We also met this problem. TF-serving occupied all GPU memory when it started and there is no way to know how much memory really needed for a specific model. If we deploy too much models in a server instance, sometimes it will hang up and do not response , all connections to it will timeout. Thus, for multiple models, we need to do lot of load test to decide which can be deployed together in one instance and which need to be deployed in another.
@ctuluhu @troycheng @unclepeddy one way to mitigate the problem is to use environment flag TF_FORCE_GPU_ALLOW_GROWTH=true when you launch your model server. It'll grab minimum required GPU memory at startup and gradually increase the consumption as needed. Please let me know if it works.
Please also see this stackoverflow question about how to monitor memory usage using memory_stat ops and run_metadata.
Automatically closing due to lack of recent activity. Please update the issue when new information becomes available, and we will reopen the issue. Thanks!
Is there any update on this issue? In TF 2.2 I still don't see an easy way to measure actually and peak memory usage
why close
@ctuluhu @troycheng @unclepeddy one way to mitigate the problem is to use environment flag
TF_FORCE_GPU_ALLOW_GROWTH=truewhen you launch your model server. It'll grab minimum required GPU memory at startup and gradually increase the consumption as needed. Please let me know if it works.
I believe this can be considered as a basic solution to the problem. But the GPU memory usage cannot be fully separated according to the model loaded as part of the GPU memory usage are cost by stuff like CUDA context, which is shared among loaded models.
Meanwhile, it seems there should be a limit for each model's GPU memory growth, which should be related to the parameters of the model and max batch size set to TFServing.

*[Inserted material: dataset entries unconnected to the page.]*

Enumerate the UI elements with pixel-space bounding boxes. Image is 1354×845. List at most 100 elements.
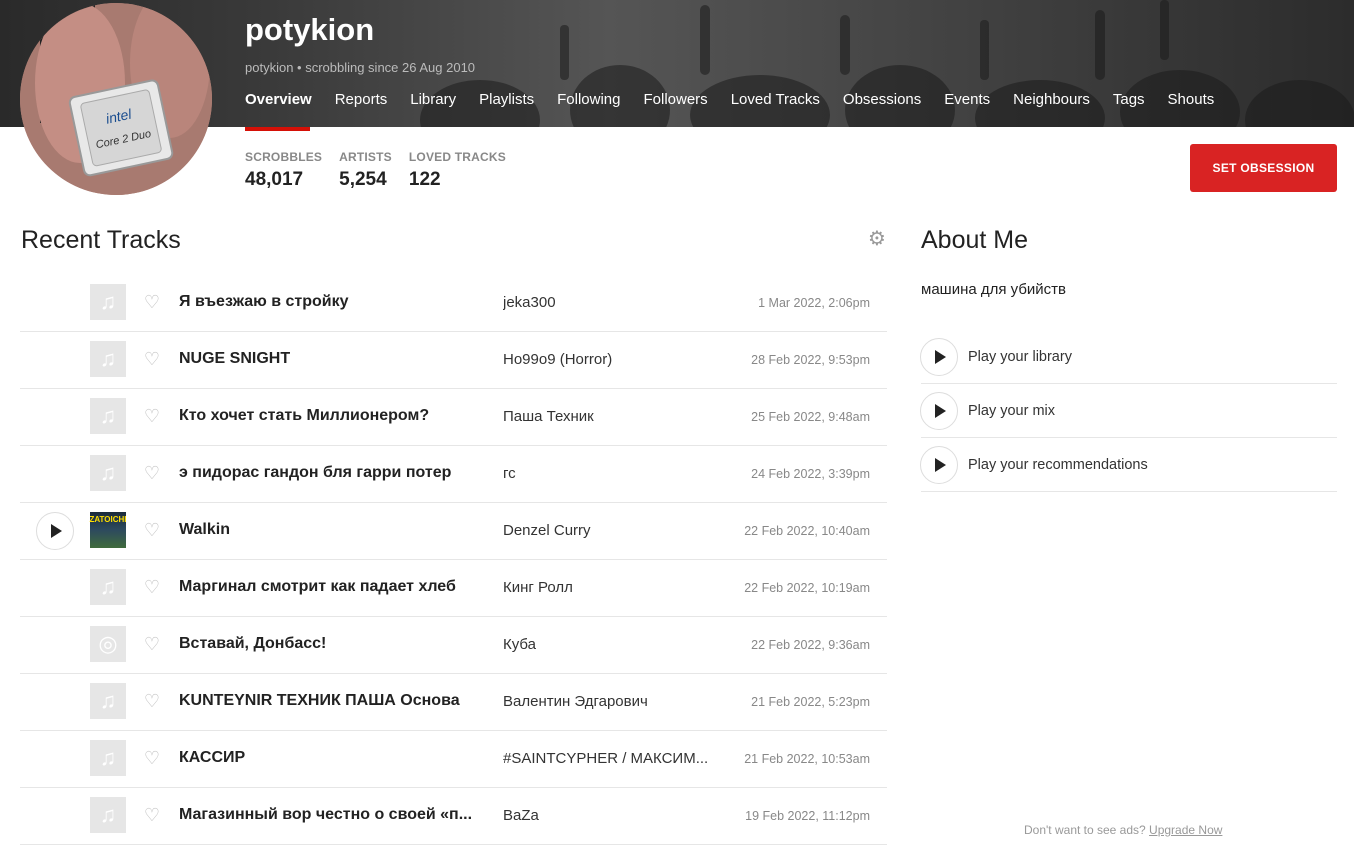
music-note-icon[interactable]: ♫ xyxy=(90,569,126,605)
music-note-icon[interactable]: ♫ xyxy=(90,284,126,320)
heart-icon[interactable]: ♡ xyxy=(142,577,162,597)
track-artist[interactable]: Валентин Эдгарович xyxy=(503,693,711,710)
music-note-icon[interactable]: ♫ xyxy=(90,797,126,833)
music-note-icon[interactable]: ♫ xyxy=(90,683,126,719)
heart-icon[interactable]: ♡ xyxy=(142,349,162,369)
about-me-title: About Me xyxy=(921,226,1029,254)
play-icon[interactable] xyxy=(36,512,74,550)
tab-shouts[interactable]: Shouts xyxy=(1168,91,1215,108)
recent-tracks-list: ♫ ♡ Я въезжаю в стройку jeka300 1 Mar 20… xyxy=(20,275,887,845)
track-artist[interactable]: Куба xyxy=(503,636,711,653)
tab-reports[interactable]: Reports xyxy=(335,91,388,108)
stat-value: 5,254 xyxy=(339,169,387,190)
album-cover[interactable]: ZATOICHI xyxy=(89,512,127,548)
track-title[interactable]: KUNTEYNIR ТЕХНИК ПАША Основа xyxy=(179,692,484,710)
play-mix-label[interactable]: Play your mix xyxy=(968,403,1055,419)
stat-label: LOVED TRACKS xyxy=(408,150,506,164)
play-icon[interactable] xyxy=(920,338,958,376)
avatar-image: intel Core 2 Duo xyxy=(20,3,212,195)
profile-stats: SCROBBLES 48,017 ARTISTS 5,254 LOVED TRA… xyxy=(245,150,523,191)
track-title[interactable]: Магазинный вор честно о своей «п... xyxy=(179,806,484,824)
track-row[interactable]: ♫ ♡ Я въезжаю в стройку jeka300 1 Mar 20… xyxy=(20,275,887,332)
active-tab-indicator xyxy=(245,127,310,131)
play-icon[interactable] xyxy=(920,446,958,484)
track-title[interactable]: Вставай, Донбасс! xyxy=(179,635,484,653)
tab-overview[interactable]: Overview xyxy=(245,91,312,108)
track-timestamp: 22 Feb 2022, 10:19am xyxy=(744,581,870,595)
track-row[interactable]: ♫ ♡ КАССИР #SAINTCYPHER / МАКСИМ... 21 F… xyxy=(20,731,887,788)
heart-icon[interactable]: ♡ xyxy=(142,805,162,825)
track-timestamp: 28 Feb 2022, 9:53pm xyxy=(751,353,870,367)
track-artist[interactable]: гс xyxy=(503,465,711,482)
heart-icon[interactable]: ♡ xyxy=(142,520,162,540)
track-timestamp: 24 Feb 2022, 3:39pm xyxy=(751,467,870,481)
tab-followers[interactable]: Followers xyxy=(644,91,708,108)
play-recommendations-label[interactable]: Play your recommendations xyxy=(968,457,1148,473)
tab-following[interactable]: Following xyxy=(557,91,620,108)
track-timestamp: 21 Feb 2022, 5:23pm xyxy=(751,695,870,709)
track-timestamp: 21 Feb 2022, 10:53am xyxy=(744,752,870,766)
track-timestamp: 22 Feb 2022, 10:40am xyxy=(744,524,870,538)
disc-icon[interactable]: ◎ xyxy=(90,626,126,662)
track-artist[interactable]: Кинг Ролл xyxy=(503,579,711,596)
track-artist[interactable]: Ho99o9 (Horror) xyxy=(503,351,711,368)
stat-loved-tracks[interactable]: LOVED TRACKS 122 xyxy=(409,150,506,191)
track-row[interactable]: ♫ ♡ Кто хочет стать Миллионером? Паша Те… xyxy=(20,389,887,446)
gear-icon[interactable]: ⚙ xyxy=(867,229,887,249)
track-artist[interactable]: #SAINTCYPHER / МАКСИМ... xyxy=(503,750,711,767)
track-title[interactable]: э пидорас гандон бля гарри потер xyxy=(179,464,484,482)
tab-library[interactable]: Library xyxy=(410,91,456,108)
play-options-list: Play your library Play your mix Play you… xyxy=(920,330,1337,492)
tab-events[interactable]: Events xyxy=(944,91,990,108)
track-title[interactable]: Я въезжаю в стройку xyxy=(179,293,484,311)
track-row[interactable]: ♫ ♡ KUNTEYNIR ТЕХНИК ПАША Основа Валенти… xyxy=(20,674,887,731)
music-note-icon[interactable]: ♫ xyxy=(90,455,126,491)
heart-icon[interactable]: ♡ xyxy=(142,292,162,312)
tab-loved-tracks[interactable]: Loved Tracks xyxy=(731,91,820,108)
upgrade-now-link[interactable]: Upgrade Now xyxy=(1149,823,1222,837)
track-artist[interactable]: Паша Техник xyxy=(503,408,711,425)
tab-obsessions[interactable]: Obsessions xyxy=(843,91,921,108)
tab-tags[interactable]: Tags xyxy=(1113,91,1145,108)
track-title[interactable]: Кто хочет стать Миллионером? xyxy=(179,407,484,425)
play-icon[interactable] xyxy=(920,392,958,430)
track-row[interactable]: ◎ ♡ Вставай, Донбасс! Куба 22 Feb 2022, … xyxy=(20,617,887,674)
ads-notice: Don't want to see ads? Upgrade Now xyxy=(1024,823,1222,837)
heart-icon[interactable]: ♡ xyxy=(142,748,162,768)
music-note-icon[interactable]: ♫ xyxy=(90,398,126,434)
track-title[interactable]: КАССИР xyxy=(179,749,484,767)
stat-value: 48,017 xyxy=(245,169,304,190)
play-library-item[interactable]: Play your library xyxy=(920,330,1337,384)
stat-scrobbles[interactable]: SCROBBLES 48,017 xyxy=(245,150,322,191)
track-timestamp: 22 Feb 2022, 9:36am xyxy=(751,638,870,652)
track-timestamp: 25 Feb 2022, 9:48am xyxy=(751,410,870,424)
set-obsession-button[interactable]: SET OBSESSION xyxy=(1190,144,1337,192)
track-row[interactable]: ♫ ♡ Магазинный вор честно о своей «п... … xyxy=(20,788,887,845)
music-note-icon[interactable]: ♫ xyxy=(90,740,126,776)
track-artist[interactable]: jeka300 xyxy=(503,294,711,311)
track-row[interactable]: ♫ ♡ Маргинал смотрит как падает хлеб Кин… xyxy=(20,560,887,617)
track-row[interactable]: ZATOICHI ♡ Walkin Denzel Curry 22 Feb 20… xyxy=(20,503,887,560)
heart-icon[interactable]: ♡ xyxy=(142,691,162,711)
heart-icon[interactable]: ♡ xyxy=(142,634,162,654)
track-title[interactable]: NUGE SNIGHT xyxy=(179,350,484,368)
track-title[interactable]: Маргинал смотрит как падает хлеб xyxy=(179,578,484,596)
tab-neighbours[interactable]: Neighbours xyxy=(1013,91,1090,108)
heart-icon[interactable]: ♡ xyxy=(142,463,162,483)
track-row[interactable]: ♫ ♡ э пидорас гандон бля гарри потер гс … xyxy=(20,446,887,503)
avatar[interactable]: intel Core 2 Duo xyxy=(20,3,212,195)
track-artist[interactable]: BaZa xyxy=(503,807,711,824)
tab-playlists[interactable]: Playlists xyxy=(479,91,534,108)
track-title[interactable]: Walkin xyxy=(179,521,484,539)
track-timestamp: 1 Mar 2022, 2:06pm xyxy=(758,296,870,310)
stat-value: 122 xyxy=(408,169,441,190)
stat-artists[interactable]: ARTISTS 5,254 xyxy=(339,150,392,191)
play-mix-item[interactable]: Play your mix xyxy=(920,384,1337,438)
heart-icon[interactable]: ♡ xyxy=(142,406,162,426)
play-recommendations-item[interactable]: Play your recommendations xyxy=(920,438,1337,492)
music-note-icon[interactable]: ♫ xyxy=(90,341,126,377)
track-row[interactable]: ♫ ♡ NUGE SNIGHT Ho99o9 (Horror) 28 Feb 2… xyxy=(20,332,887,389)
play-library-label[interactable]: Play your library xyxy=(968,349,1072,365)
track-artist[interactable]: Denzel Curry xyxy=(503,522,711,539)
ads-text: Don't want to see ads? xyxy=(1024,823,1146,837)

Also, TF_FORCE_GPU_ALLOW_GROWTH=true should not affect the latency of TFServing for handling request after the first request (if the memory is allocated for the entire batch size). The GPU memory allocated before seems not deallocated if no further request received.
@gaocegege
Any workaround for this ? atleast using the metrics in prometheus ?

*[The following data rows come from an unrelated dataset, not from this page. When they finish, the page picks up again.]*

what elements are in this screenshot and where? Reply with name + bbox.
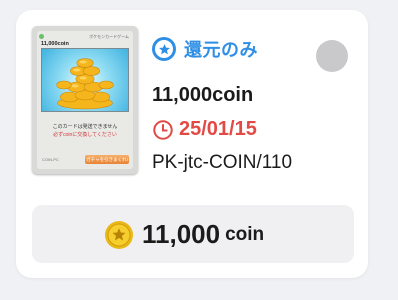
- card-notice: このカードは発送できません 必ずcoinに交換してください: [41, 123, 129, 139]
- item-price: 11,000coin: [152, 84, 254, 106]
- card-notice-line2: 必ずcoinに交換してください: [53, 132, 117, 138]
- card-name: 11,000coin: [41, 41, 69, 47]
- coin-icon: [105, 220, 133, 249]
- item-card[interactable]: ポケモンカードゲーム 11,000coin このカードは発送できません 必ずco…: [16, 10, 368, 278]
- coin-amount: 11,000: [142, 219, 221, 249]
- card-gacha-banner: ガチャを引きまくれ!: [85, 155, 129, 164]
- badge-label: 還元のみ: [184, 40, 258, 60]
- card-thumbnail[interactable]: ポケモンカードゲーム 11,000coin このカードは発送できません 必ずco…: [32, 26, 138, 174]
- card-artwork: [41, 48, 129, 112]
- item-date-row: 25/01/15: [152, 118, 257, 141]
- coin-total-box: 11,000 coin: [32, 205, 354, 263]
- coin-total: 11,000 coin: [104, 219, 264, 250]
- card-face: ポケモンカードゲーム 11,000coin このカードは発送できません 必ずco…: [37, 31, 133, 169]
- card-notice-line1: このカードは発送できません: [52, 124, 118, 130]
- card-game-label: ポケモンカードゲーム: [89, 34, 129, 39]
- coin-unit: coin: [225, 223, 265, 245]
- card-id-label: COIN-PC: [42, 157, 59, 162]
- star-icon: [158, 43, 170, 54]
- energy-icon: [39, 34, 44, 39]
- item-code: PK-jtc-COIN/110: [152, 152, 293, 173]
- item-date: 25/01/15: [179, 118, 257, 140]
- return-only-badge: 還元のみ: [152, 36, 258, 62]
- select-toggle[interactable]: [316, 40, 348, 72]
- coin-pile-icon: [56, 58, 114, 110]
- card-footer: COIN-PC ガチャを引きまくれ!: [40, 154, 130, 166]
- clock-icon: [153, 119, 173, 140]
- star-badge-icon: [152, 37, 176, 61]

We still don't see an easy way to monitor GPU memory usage. Is there any progress?
It's been 2 years, 4 days and we still don't have any update on one of the most vital part.
Great!
Sorry for the late reply.
Could you try the memory profiling tool to see if it helps https://www.tensorflow.org/guide/profiler#memory_profile_tool? You could also take a look at https://www.tensorflow.org/api_docs/python/tf/config/experimental/get_memory_info, which provides the current and peak memory that TensorFlow is actually using. However, this might not work since the models are running online on c++ model servers.
@guanxinq I think people are more interested in something from the tensorflow/serving side!
Example use case could be monitoring the GPU usage while serving model in production. If it's available through some API endpoint, that information could be useful to scale the cluster or increase the backend workers models. nvidia-smi or the related implementation are there but something directly from the serving would definitely be more useful.